Overall, the commission reported that since its inception in 2009, the $700 million awarded in tax credits has resulted in $5.49 billion in direct spending in the state, including an estimated $1.72 billion in qualified below-the-line wages, however, “Due to the limited availability of tax credits, the program is substantially oversubscribed and cannot meet demand. As a result, California continues to lose overall market share, and has in-effect forfeited certain types of productions.”
This year, the report includes data on projects that applied to the program but were denied due to insufficient availability of tax credits. Of those projects that were subsequently produced, a small minority elected to shoot in California without benefit of the program. Instead, the overwhelming majority of projects denied for California tax credits opted to shoot outside the state in jurisdictions where tax credits are available. From 2010-2014, such runaway projects accounted for nearly $2 billion in production spending outside California.
In terms of big-budget feature films, the commission found that of the 30 tent-pole ($75 million+) films released in 2013, only two were filmed primarily in California.

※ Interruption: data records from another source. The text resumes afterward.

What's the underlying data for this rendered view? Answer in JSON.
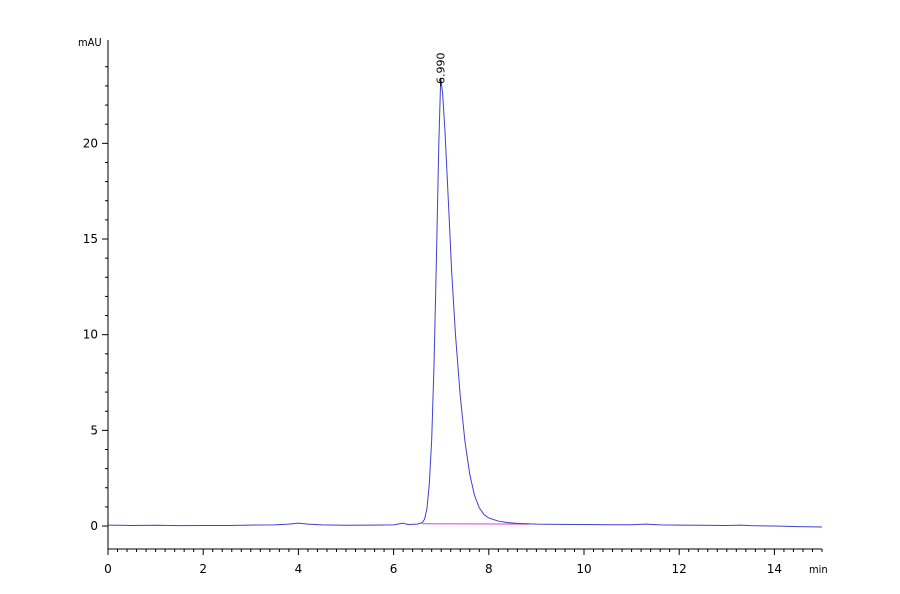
{
  "chart_data": {
    "type": "line",
    "title": "",
    "xlabel": "min",
    "ylabel": "mAU",
    "xlim": [
      0,
      15
    ],
    "ylim": [
      -1.2,
      25.4
    ],
    "x_ticks": [
      0,
      2,
      4,
      6,
      8,
      10,
      12,
      14
    ],
    "y_ticks": [
      0,
      5,
      10,
      15,
      20
    ],
    "grid": false,
    "legend": "none",
    "colors": {
      "signal": "#4040d0",
      "baseline": "#e040e0",
      "axis": "#000000"
    },
    "series": [
      {
        "color": "#4040d0",
        "points": [
          [
            0.0,
            0.05
          ],
          [
            0.5,
            0.03
          ],
          [
            1.0,
            0.04
          ],
          [
            1.5,
            0.02
          ],
          [
            2.0,
            0.03
          ],
          [
            2.5,
            0.03
          ],
          [
            3.0,
            0.05
          ],
          [
            3.5,
            0.06
          ],
          [
            3.8,
            0.1
          ],
          [
            4.0,
            0.15
          ],
          [
            4.2,
            0.1
          ],
          [
            4.5,
            0.06
          ],
          [
            5.0,
            0.04
          ],
          [
            5.5,
            0.05
          ],
          [
            6.0,
            0.06
          ],
          [
            6.2,
            0.15
          ],
          [
            6.3,
            0.08
          ],
          [
            6.5,
            0.1
          ],
          [
            6.6,
            0.18
          ],
          [
            6.65,
            0.35
          ],
          [
            6.7,
            0.9
          ],
          [
            6.75,
            2.2
          ],
          [
            6.8,
            4.5
          ],
          [
            6.85,
            8.5
          ],
          [
            6.9,
            14.0
          ],
          [
            6.95,
            20.0
          ],
          [
            6.99,
            23.4
          ],
          [
            7.03,
            22.6
          ],
          [
            7.08,
            20.6
          ],
          [
            7.15,
            17.0
          ],
          [
            7.22,
            13.3
          ],
          [
            7.3,
            10.0
          ],
          [
            7.4,
            6.8
          ],
          [
            7.5,
            4.4
          ],
          [
            7.6,
            2.7
          ],
          [
            7.7,
            1.6
          ],
          [
            7.8,
            0.95
          ],
          [
            7.9,
            0.6
          ],
          [
            8.0,
            0.42
          ],
          [
            8.2,
            0.26
          ],
          [
            8.4,
            0.18
          ],
          [
            8.6,
            0.14
          ],
          [
            8.8,
            0.12
          ],
          [
            9.0,
            0.1
          ],
          [
            9.5,
            0.09
          ],
          [
            10.0,
            0.08
          ],
          [
            10.5,
            0.07
          ],
          [
            11.0,
            0.07
          ],
          [
            11.3,
            0.1
          ],
          [
            11.6,
            0.06
          ],
          [
            12.0,
            0.05
          ],
          [
            12.5,
            0.04
          ],
          [
            13.0,
            0.03
          ],
          [
            13.3,
            0.05
          ],
          [
            13.5,
            0.02
          ],
          [
            14.0,
            0.0
          ],
          [
            14.5,
            -0.03
          ],
          [
            15.0,
            -0.05
          ]
        ]
      }
    ],
    "baseline": [
      [
        6.6,
        0.12
      ],
      [
        8.85,
        0.1
      ]
    ],
    "peak_annotations": [
      {
        "x": 6.99,
        "label": "6.990"
      }
    ]
  }
}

While scripted television drama series production has grown substantially in recent years, California has lost both production volume and market share. The number of one-hour TV series produced rose 73% overall from 2005 – 2013, yet the number of such shows produced in California hit a record nine-year low in 2013. California’s market share declined from 65% (51 out 79) of all one-hour TV series produced in 2005 to just 28% (39 out of 137) of all shows in 2013.
Since the launch of the program, six TV series have relocated to California from other states. Each year the CFC receives applications from many TV shows seeking to relocate; only those selected to receive a credit have actually moved to California.
The California Film Commission allocates up to $100 million in tax credits every year based on a lottery system. Bill AB 1839 would extend California’s tax incentive program for five years, and open it up to big-budget studio films, network TV shows and shows shot for online OTT distributors like Netflix, Amazon and Hulu.